Box port throughput shows signs of stabilising
Container ports are showing signs that the worst impacts of the coronavirus pandemic are retreating, with the latest bi-weekly Port Economic Impact Barometer showing a progressive improvement in three of the four survey questions asked of the world’s ports.
“With generalised lockdowns now limited, the return of vessels and the lower numbers of blank sailings continue, although at a slow pace,” the report said. “For the first time since starting the measurements, the percentage of ports reporting that the number of containership calls corresponds to a normal situation has exceeded the 50% threshold.”
Some ports that had experienced a decline in the number of container ships calls reported further improvement emerging, with several certain that they will soon return to similar numbers of ship calls as in the corresponding period last year.
“At the same time, maritime trade volumes have also started to increase, as several economies, or major parts of them, have returned to operations and increased number of transactions,” said the report – which is produced by the International Association of Ports and Harbors in conjunction with the World Ports Sustainability Project.
The findings reflect recent statements from some individual European container ports.

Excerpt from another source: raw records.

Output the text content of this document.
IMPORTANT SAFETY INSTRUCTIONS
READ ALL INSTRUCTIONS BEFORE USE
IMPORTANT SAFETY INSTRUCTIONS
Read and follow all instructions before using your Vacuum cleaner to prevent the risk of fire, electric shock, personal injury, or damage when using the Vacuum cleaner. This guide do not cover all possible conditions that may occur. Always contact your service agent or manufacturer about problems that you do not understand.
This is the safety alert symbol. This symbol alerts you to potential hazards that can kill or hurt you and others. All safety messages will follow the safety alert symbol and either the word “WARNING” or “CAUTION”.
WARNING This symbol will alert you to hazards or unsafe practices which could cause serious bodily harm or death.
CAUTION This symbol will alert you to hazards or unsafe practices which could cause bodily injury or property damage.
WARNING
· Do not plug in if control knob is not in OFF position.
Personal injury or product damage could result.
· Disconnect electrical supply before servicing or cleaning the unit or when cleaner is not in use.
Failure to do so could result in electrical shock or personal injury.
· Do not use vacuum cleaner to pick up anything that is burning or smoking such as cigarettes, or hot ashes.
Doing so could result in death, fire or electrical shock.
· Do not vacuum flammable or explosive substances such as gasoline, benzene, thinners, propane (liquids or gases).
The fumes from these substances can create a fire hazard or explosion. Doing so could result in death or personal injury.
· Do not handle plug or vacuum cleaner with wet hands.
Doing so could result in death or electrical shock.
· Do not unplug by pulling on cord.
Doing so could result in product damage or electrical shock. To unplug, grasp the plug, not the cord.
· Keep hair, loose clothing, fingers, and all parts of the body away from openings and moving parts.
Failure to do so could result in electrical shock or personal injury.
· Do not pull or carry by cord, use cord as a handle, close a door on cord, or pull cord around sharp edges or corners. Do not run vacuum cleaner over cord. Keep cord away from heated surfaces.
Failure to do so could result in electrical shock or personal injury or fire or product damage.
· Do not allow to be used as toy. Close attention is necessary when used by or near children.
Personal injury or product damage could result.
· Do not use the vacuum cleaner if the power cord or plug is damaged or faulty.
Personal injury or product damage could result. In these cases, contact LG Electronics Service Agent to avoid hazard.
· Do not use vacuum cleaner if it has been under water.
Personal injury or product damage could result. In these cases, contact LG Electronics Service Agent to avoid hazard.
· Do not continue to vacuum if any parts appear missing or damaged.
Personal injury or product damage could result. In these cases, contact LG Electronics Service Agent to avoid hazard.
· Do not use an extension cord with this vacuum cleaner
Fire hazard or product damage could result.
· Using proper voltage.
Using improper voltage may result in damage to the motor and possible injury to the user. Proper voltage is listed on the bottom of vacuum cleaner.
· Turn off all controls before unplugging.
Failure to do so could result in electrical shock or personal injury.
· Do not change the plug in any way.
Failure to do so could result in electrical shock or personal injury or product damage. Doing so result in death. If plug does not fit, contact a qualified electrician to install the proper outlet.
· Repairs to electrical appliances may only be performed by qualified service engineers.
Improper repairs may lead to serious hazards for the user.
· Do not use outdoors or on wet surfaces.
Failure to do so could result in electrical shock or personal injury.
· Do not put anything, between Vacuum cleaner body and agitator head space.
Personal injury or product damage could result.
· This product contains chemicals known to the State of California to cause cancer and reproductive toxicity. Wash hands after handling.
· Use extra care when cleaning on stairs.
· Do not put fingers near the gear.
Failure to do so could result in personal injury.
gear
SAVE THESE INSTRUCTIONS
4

Europe’s largest, Rotterdam, reported a 7% decline in volumes in the first six months of 2020, after losing 20% of its scheduled services in May and June. But the fall in volumes was less pronounced that the decline in the number of vessel calls, because of the increased size of ships calling.
Antwerp even managed to increase volumes during the first half of the year. “Container traffic increased in the first quarter but from April felt the effects of cancelled sailings,” the port said.
“Nevertheless, container throughput recorded a slight increase of 0.4% in the period January-June 2020 compared to the same period last year.”